Preserve Line Breaks in Pandoc Markdown -> LaTeX Conversion

maxheld picture maxheld · Sep 26, 2014 · Viewed 11.2k times · Source

I want to convert the following *.md converted into proper LaTeX *.tex.

Lorem *ipsum* something.
Does anyone know lorem by heart?

That would *sad* because there's always Google.

Expected Behavior / Resulting LaTeX from Pandoc

Lorem \emph{ipsum} something.
Does anyone know lorem by heart?

That would \emph{sad} because there's always Google.

Observed Behavior / Resulting LaTeX from Pandoc

Lorem \emph{ipsum} something. Does anyone know lorem by heart?

That would \emph{sad} because there's always Google.

Why do I care? 1. I'm transitioning a bigger git repo from markdown to LaTeX, and I want a clean diff and history. 2. I actually like my LaTeX with one sentence-per-line even though it does not matter for the typesetting.

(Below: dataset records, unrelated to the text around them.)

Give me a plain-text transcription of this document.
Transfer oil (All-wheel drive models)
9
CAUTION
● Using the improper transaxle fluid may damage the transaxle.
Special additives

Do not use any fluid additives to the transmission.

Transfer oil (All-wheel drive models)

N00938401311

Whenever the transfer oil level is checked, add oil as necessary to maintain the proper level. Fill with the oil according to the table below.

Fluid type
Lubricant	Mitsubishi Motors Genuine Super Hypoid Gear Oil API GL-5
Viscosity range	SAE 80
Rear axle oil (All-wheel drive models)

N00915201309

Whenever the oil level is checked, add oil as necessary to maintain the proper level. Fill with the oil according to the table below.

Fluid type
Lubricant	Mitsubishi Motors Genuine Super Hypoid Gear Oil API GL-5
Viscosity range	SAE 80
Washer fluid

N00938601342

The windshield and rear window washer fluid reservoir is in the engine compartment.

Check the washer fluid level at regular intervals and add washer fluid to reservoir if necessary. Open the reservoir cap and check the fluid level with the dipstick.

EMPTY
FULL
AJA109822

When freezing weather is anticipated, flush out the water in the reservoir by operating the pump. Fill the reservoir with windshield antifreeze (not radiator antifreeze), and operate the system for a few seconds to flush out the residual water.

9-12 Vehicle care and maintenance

How can I get Pandoc to do this?

Ps.: I am aware of the option hard_line_breaks, but that only adds \\ between the two first lines, and does not actually preserve my line breaks.

Answer

mb21 picture mb21 · Sep 29, 2014

Update

Since pandoc 1.16, this is possible:

pandoc --wrap=preserve

Old answer

Since Pandoc converts the Markdown to an AST-like internal representation, your non-semantic linebreaks are lost. So what you're looking for is not possible without some custom scripting (like using --no-wrap and then processing the output by inserting a line-break wherever there is a dot followed by a space).

However, you can use the --columns NUMBER options to specify the number of characters on each line. So you won't have a sentence per line, but NUMBER of characters per line.